While the vendors enjoy serving up bags of peppered shrimp to motorists in Middle Quarters, there are some shortfalls.

"Sometimes the drivers pass and splash us up and another time we will all approach a vehicle and before the driver just say dem not interested in buying, dem all wind up dem window. There are times when the cars will stop and persons will order and then just drive off and right there suh we just have to call it a loss. But we nuh make dem things deh bother we to the point where we wah pack up and leave because we love selling shrimp. We plant right here with the almond tree," Johnson said.

Retired marine scientist Dr Karl Aiken, when contacted by THE WEEKEND STAR, said that overfishing could be a possible cause of the shrimp shortage.

"It is a small fishery that has been going on from the days of slavery and at the time when I did a study some 40 years ago, they were doing really well and was getting some four or five species of shrimp," Aiken said.

"At that time, the number of persons selling shrimp in the New Market and Santa Cruz area was small ... There is now a greater demand from the market for the shrimp from the same location, so overfishing may be the cause," he said.
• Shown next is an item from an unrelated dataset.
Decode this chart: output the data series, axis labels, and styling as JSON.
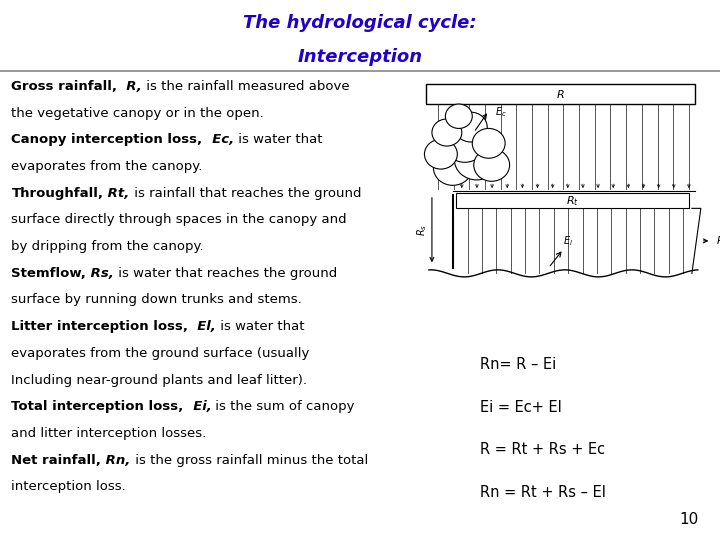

Aiken also suggested that pollution, especially from dunder linked to the production of sugar, may have affected the shrimp population in the river.

Additionally, the St Elizabeth Sustainable Development Plan, produced in 2015, pointed to the introduction of "hard back" shrimp into the river. The new variety, said to have been as a result of a commercial shrimp-raising project, led to the decimation of the local soft-body shrimp which was once in abundance in the river.